I have a weather data in MongoDB database, As a experiment weather data porting into hadoop environment and processing using Pig.
By using mongodb-hadoop connector, from Pig one can able to read from / write /to mongoDB. once output written into MongoDB from browser user can able to view the result data.
I've created simple web application with MongoDB and Node.js using Express framework. also executing Pig script with in Node.
trades collection data
> use week6
> db.trades.findOne()
{
"_id" : ObjectId("51b05fbce3600f7b48448eda"),
"ticker" : "abcd",
"time" : ISODate("2012-03-03T04:24:13.003Z"),
"price" : 110,
"shares" : 200,
"ticket" : "z135" // this key used for group in pig script
}
Pig script
root@boss[bin]#vi cntWthr.pig
.....-- MongoDB Java driver
REGISTER /opt/hadoop-1.1.0/lib/mongo-2.10.1.jar;
-- Core Mongo-Hadoop Library
REGISTER /opt/bigdata/mongo-hadoop/core/target/mongo-hadoop-core_1.1.2-1.1.0.jar;
-- mongo-hadoop pig support
REGISTER /opt/bigdata/mongo-hadoop/pig/target/mongo-hadoop-pig_1.1.2-1.1.0.jar;
trades = LOAD 'mongodb://localhost:27017/week6.trades' using com.mongodb.hadoop.pig.MongoLoader;
grp = GROUP trades by $0#'ticket';
cnt = FOREACH grp GENERATE group,COUNT(trades);
--dump cnt;
STORE cnt INTO 'mongodb://localhost:27017/mongo_hadoop.yield_historical.outt' USING com.mongodb.hadoop.pig.MongoInsertStorage('group:float,cnt:int', 'group');
in above script
- LOAD the MongoDB data from week6 database and trades collection.
- GROUP the loaded data based on the key ticket
- GENERATE the COUNT for each ticket
- Instead of display the result in console or store into hdfs, here I'm STORE back to MongoDB mongo_hadoop and collection yield_historical.
Node.js
root@boss[bin]#vi mongoHadoopNode.js
// This script must be run from PIG_HOME/bin and file cntWthr.pig must be exist in same path.
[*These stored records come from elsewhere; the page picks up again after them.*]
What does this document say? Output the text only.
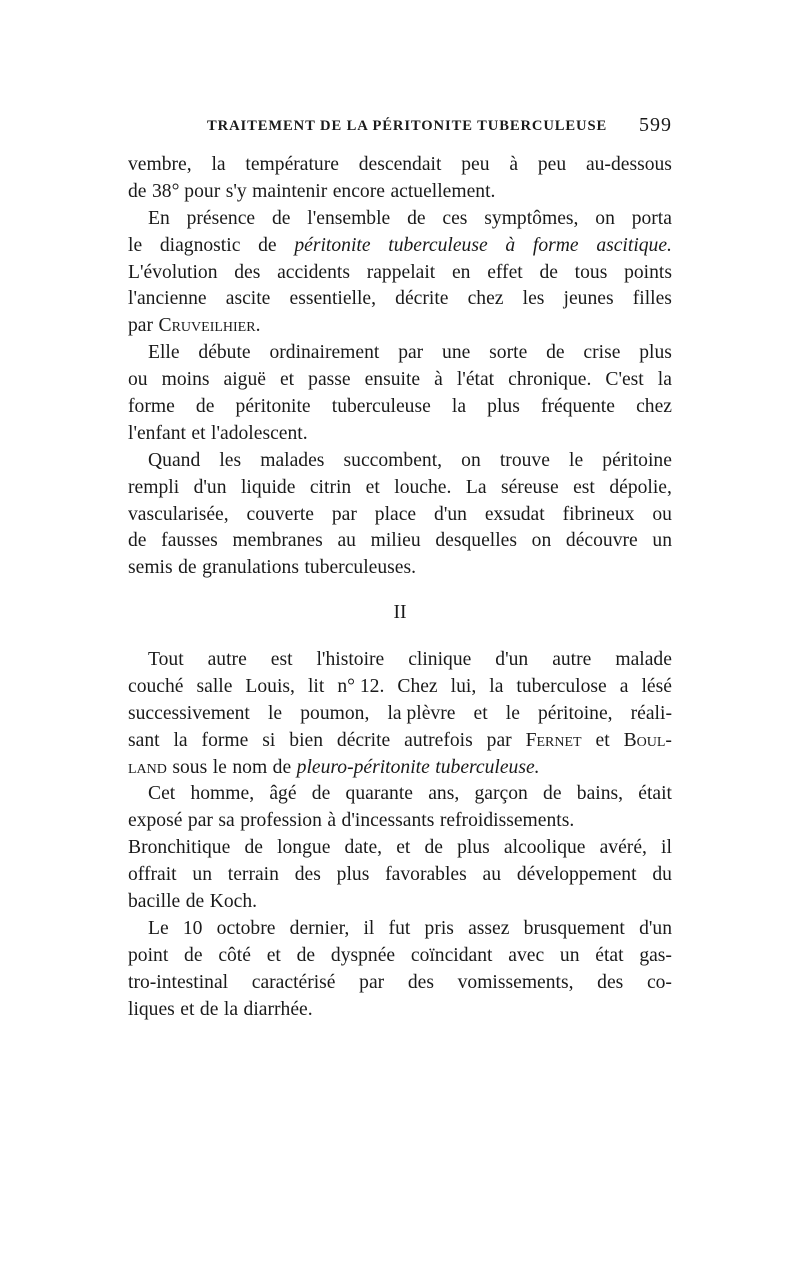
TRAITEMENT DE LA PÉRITONITE TUBERCULEUSE 599
vembre, la température descendait peu à peu au-dessous
de 38° pour s'y maintenir encore actuellement.
En présence de l'ensemble de ces symptômes, on porta
le diagnostic de péritonite tuberculeuse à forme ascitique.
L'évolution des accidents rappelait en effet de tous points
l'ancienne ascite essentielle, décrite chez les jeunes filles
par Cruveilhier.
Elle débute ordinairement par une sorte de crise plus
ou moins aiguë et passe ensuite à l'état chronique. C'est la
forme de péritonite tuberculeuse la plus fréquente chez
l'enfant et l'adolescent.
Quand les malades succombent, on trouve le péritoine
rempli d'un liquide citrin et louche. La séreuse est dépolie,
vascularisée, couverte par place d'un exsudat fibrineux ou
de fausses membranes au milieu desquelles on découvre un
semis de granulations tuberculeuses.
II
Tout autre est l'histoire clinique d'un autre malade
couché salle Louis, lit n° 12. Chez lui, la tuberculose a lésé
successivement le poumon, la plèvre et le péritoine, réali-
sant la forme si bien décrite autrefois par Fernet et Boul-
land sous le nom de pleuro-péritonite tuberculeuse.
Cet homme, âgé de quarante ans, garçon de bains, était
exposé par sa profession à d'incessants refroidissements.
Bronchitique de longue date, et de plus alcoolique avéré, il
offrait un terrain des plus favorables au développement du
bacille de Koch.
Le 10 octobre dernier, il fut pris assez brusquement d'un
point de côté et de dyspnée coïncidant avec un état gas-
tro-intestinal caractérisé par des vomissements, des co-
liques et de la diarrhée.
var express = require('express'),
app = express(),
cons = require('consolidate'),
mongoClient = require('mongodb').MongoClient,
Server = require('mongodb').Server;// Configuring view template
app.engine('html',cons.swig);
app.set('view engine','html');
app.set('views', __dirname + "/views");
// Running pig script file
var spawn = require('child_process').spawn,
runPig = spawn('pig',['cntWthr.pig']);
// Handling the output
runPig.stdout.on('data',function(data){
console.log('stdout : '+data);
});
runPig.stderr.on('data',function(data){
console.log('stderr : '+data );
});
app.get('/',function(req,res){
mongoClient.connect('mongodb://localhost:27017/mongo_hadoop',function(err,db) {
if(err) throw err;
db.collection('yield_historical.outt').findOne({},function(err,doc){
res.render('template',{'Group':doc.group,'Value':doc.val_0});
db.close();
});;
});
});
app.get('*',function(req,res){
res.send("Page Not Found !!!! ");
});
mongo.open(function(err,mongo){
if(err) throw err;
app.listen(8000);
console.log("Express server started successfully localhost:8000")
});
simple Html page ( view/template.html )
MongoDB-Hadoop integraton and Job processing with PIG
Group : {{Group}} Value : {{Value}}
Run node.js
root@boss[bin]#node mongoHadoopNode.js
Express server started successfully localhost:8000
MongoDB new collection created under mongo_hadoop database
> use mongo_hadoop
> db.yield_historical.outt.findOne()
{
"_id" : ObjectId("521f0ebf908dfe1853af7c01"),
"group" : "z135",
"val_0" : NumberLong(1667)
}
enter the IP in browser, which will show the output like
MongoDB-Hadoop integraton and Job processing with PIG
Group : z447
Value : 834